Manufacturing and Supply Chain Logistics
It is considered good practice for Chemistry, Manufacturing and Controls (CMC) company personnel to be present for drug production runs. While this requires additional time and expense, experienced operators believe this is non-negotiable. At my company, Lifordi Immunotherapeutics, I had a senior member of my CMC team observe our first production runs in Scotland. Due to a number of issues, my colleague spent several late nights eating dinner from an all-night gas station food market but was thankfully able to manage through the process before it became a major problem for us.
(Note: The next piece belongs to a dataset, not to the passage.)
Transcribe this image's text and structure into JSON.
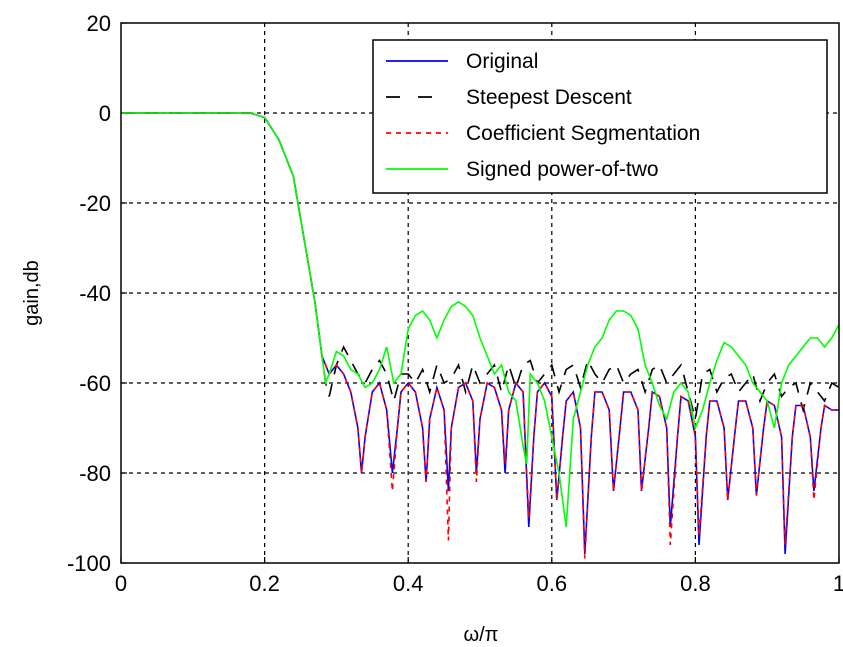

Supply chains and shipping logistics for ex-US trials are complex. It can take a village ─or large network of reliable vendors ─to achieve success. In one instance, a clinical site near a war-torn territory necessitated that materials be flown to a neighboring country and driven across the border to the clinical trial site. Patient samples needed to take a similar route for proper analyses. Maintaining temperatures for drug product, sample storage, and delivery was a top priority. Companies routinely manage these logistics by keeping ahead of things such as new labelling requirements ─a situation that is known to cause delays and incur further expense. Today, rapidly changing import/export rules and imposed tariffs are further complicating supply logistics. New regulations often impact regulatory filings and while the magnitude of changes can be difficult to predict, the potential time and cost to comply must be budget.
Destinations for Ex-US Clinical Trials
Governments, pharma companies, and other industry partners continue to invest in building critical infrastructure overseas including training and creating substantial talent pools. For many years, conducting clinical trials outside the U.S. included locations in Europe, Australia, Japan, and Latin America. Today, Asia-Pacific is the fastest growing region with major investments in China made by pharma companies including a $15B investment by AstraZeneca and a ~$1B investment by Pfizer ─both through 2030, and more recently, a $484M investment in South Korea over the next five years by Roche.
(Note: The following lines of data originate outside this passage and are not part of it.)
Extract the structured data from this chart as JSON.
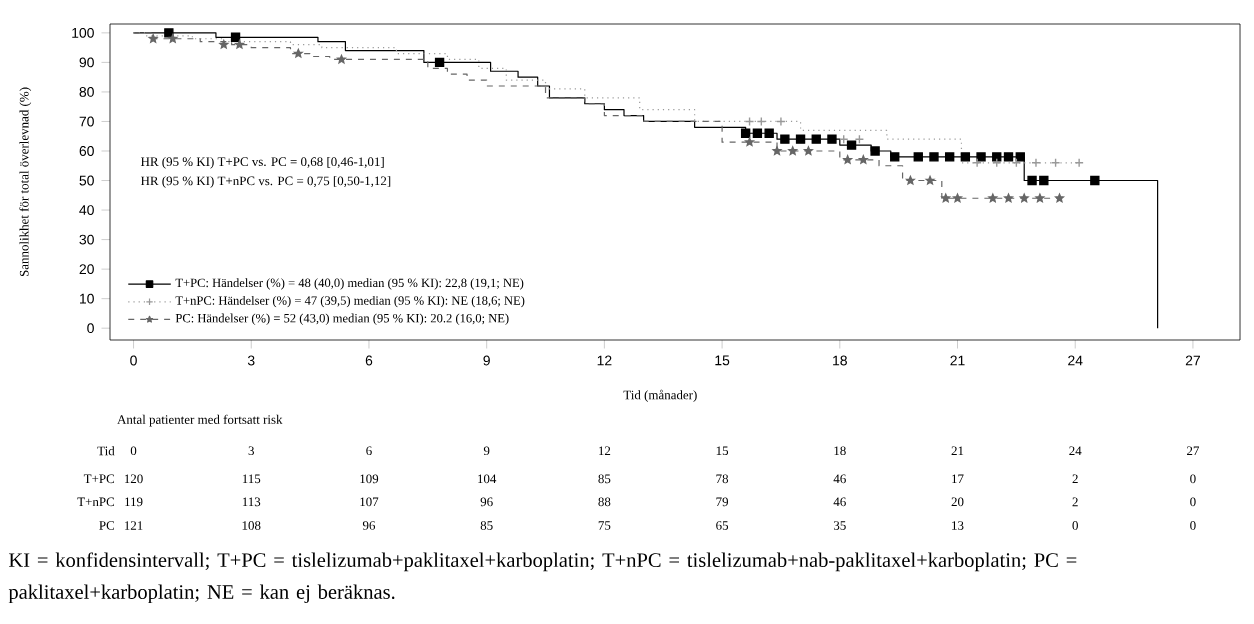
{
  "chart_data": {
    "type": "step",
    "xlabel": "Tid (månader)",
    "ylabel": "Sannolikhet för total överlevnad (%)",
    "xlim": [
      -0.6,
      28.2
    ],
    "ylim": [
      -4,
      103
    ],
    "xticks": [
      0,
      3,
      6,
      9,
      12,
      15,
      18,
      21,
      24,
      27
    ],
    "yticks": [
      0,
      10,
      20,
      30,
      40,
      50,
      60,
      70,
      80,
      90,
      100
    ],
    "grid": false,
    "legend": "bottom left",
    "series": [
      {
        "name": "T+PC: Händelser (%) = 48 (40,0) median (95 % KI): 22,8 (19,1; NE)",
        "color": "#000000",
        "line_style": "solid",
        "x": [
          0,
          2.1,
          4.7,
          5.4,
          7.4,
          9.1,
          9.8,
          10.3,
          10.6,
          11.5,
          12.0,
          12.5,
          13.0,
          14.3,
          15.6,
          16.4,
          18.0,
          18.8,
          19.3,
          22.7,
          26.1
        ],
        "values": [
          100,
          98.5,
          97,
          94,
          90,
          87,
          85,
          82,
          78,
          76,
          74,
          72,
          70,
          68,
          66,
          64,
          62,
          60,
          58,
          50,
          0
        ]
      },
      {
        "name": "T+nPC: Händelser (%) = 47 (39,5) median (95 % KI): NE (18,6; NE)",
        "color": "#999999",
        "line_style": "dotted",
        "x": [
          0,
          0.3,
          1.5,
          2.3,
          4.0,
          4.8,
          6.7,
          8.0,
          8.8,
          9.5,
          10.5,
          11.5,
          12.9,
          14.3,
          17.0,
          19.2,
          21.1,
          24.1
        ],
        "values": [
          100,
          99,
          98,
          97,
          96,
          95,
          93,
          91,
          88,
          84,
          81,
          78,
          74,
          70,
          67,
          64,
          56,
          56
        ]
      },
      {
        "name": "PC: Händelser (%) = 52 (43,0) median (95 % KI): 20.2 (16,0; NE)",
        "color": "#666666",
        "line_style": "dashed",
        "x": [
          0,
          0.5,
          1.7,
          2.5,
          3.0,
          4.0,
          4.5,
          5.0,
          7.5,
          8.0,
          8.5,
          9.0,
          10.5,
          11.5,
          12.0,
          13.0,
          15.0,
          16.4,
          18.0,
          19.0,
          19.6,
          20.6,
          23.6
        ],
        "values": [
          100,
          98,
          97,
          96,
          95,
          93,
          92,
          91,
          88,
          86,
          84,
          82,
          78,
          76,
          72,
          70,
          63,
          60,
          57,
          55,
          50,
          44,
          44
        ]
      },
      {
        "type": "scatter",
        "color": "#000000",
        "marker": "square",
        "x": [
          0.9,
          2.6,
          7.8,
          15.6,
          15.9,
          16.2,
          16.6,
          17.0,
          17.4,
          17.8,
          18.3,
          18.9,
          19.4,
          20.0,
          20.4,
          20.8,
          21.2,
          21.6,
          22.0,
          22.3,
          22.6,
          22.9,
          23.2,
          24.5
        ],
        "values": [
          100,
          98.5,
          90,
          66,
          66,
          66,
          64,
          64,
          64,
          64,
          62,
          60,
          58,
          58,
          58,
          58,
          58,
          58,
          58,
          58,
          58,
          50,
          50,
          50
        ]
      },
      {
        "type": "scatter",
        "color": "#999999",
        "marker": "cross",
        "x": [
          15.7,
          16.0,
          16.5,
          18.1,
          18.5,
          21.5,
          22.0,
          22.5,
          23.0,
          23.5,
          24.1
        ],
        "values": [
          70,
          70,
          70,
          64,
          64,
          56,
          56,
          56,
          56,
          56,
          56
        ]
      },
      {
        "type": "scatter",
        "color": "#666666",
        "marker": "star",
        "x": [
          0.5,
          1.0,
          2.3,
          2.7,
          4.2,
          5.3,
          15.7,
          16.4,
          16.8,
          17.2,
          18.2,
          18.6,
          19.8,
          20.3,
          20.7,
          21.0,
          21.9,
          22.3,
          22.7,
          23.1,
          23.6
        ],
        "values": [
          98,
          98,
          96,
          96,
          93,
          91,
          63,
          60,
          60,
          60,
          57,
          57,
          50,
          50,
          44,
          44,
          44,
          44,
          44,
          44,
          44
        ]
      }
    ],
    "annotations": [
      "HR (95 % KI) T+PC vs. PC = 0,68 [0,46-1,01]",
      "HR (95 % KI) T+nPC vs. PC = 0,75 [0,50-1,12]",
      "Antal patienter med fortsatt risk",
      "Tid",
      "0",
      "3",
      "6",
      "9",
      "12",
      "15",
      "18",
      "21",
      "24",
      "27",
      "T+PC",
      "120",
      "115",
      "109",
      "104",
      "85",
      "78",
      "46",
      "17",
      "2",
      "0",
      "T+nPC",
      "119",
      "113",
      "107",
      "96",
      "88",
      "79",
      "46",
      "20",
      "2",
      "0",
      "PC",
      "121",
      "108",
      "96",
      "85",
      "75",
      "65",
      "35",
      "13",
      "0",
      "0",
      "KI = konfidensintervall; T+PC = tislelizumab+paklitaxel+karboplatin; T+nPC = tislelizumab+nab-paklitaxel+karboplatin; PC = paklitaxel+karboplatin; NE = kan ej beräknas."
    ]
  }
}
China has increased its relative share of clinical trials by 57% from 2019 to 2023, and in 2024 it was the third most utilized region mainly due to its large patient population demanding new therapies, technological capabilities, cost-effective solutions, and favorable regulatory policies.
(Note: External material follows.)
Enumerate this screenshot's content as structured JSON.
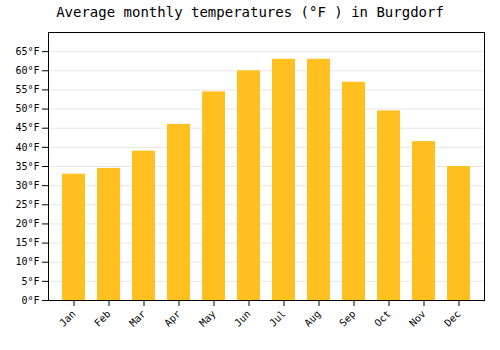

While this increase was mostly driven by the explosion of clinical work from China-based companies, trial recruitment in China can also be 5-10 times faster than it is in the U.S. and averages one patient per month for some indications. For these reasons, China is increasingly a topic of discussion by Western companies for FIH studies.
Currently, most US companies are doing FIH trials in Australia (including Lifordi), New Zealand, Belgium or the Netherlands. Timelines remain rapid in these countries. For healthy participant studies, it takes approximately 2-3 months from final protocol and investigator’s brochure through to dosing first patient. SAD/MAD studies can be completed with 4-week follow-up within about 6 months. Healthy participant data is also readily accepted by the FDA.
Conclusion
As companies weigh the risks and benefits of conducting clinical trials outside the U.S., rapid data generation and potential cost-savings often rise to the top. Other substantial advantages include access to diverse populations and broader access to innovative medicines for patients. Yet these benefits come with expected and unexpected challenges. Companies that invest time and resources to develop local knowledge and build strong relationships are far better positioned to achieve success and avoid costly setbacks. As the old mantra reminds us, careful planning and execution is key—because no company wants the trial to fail the drug.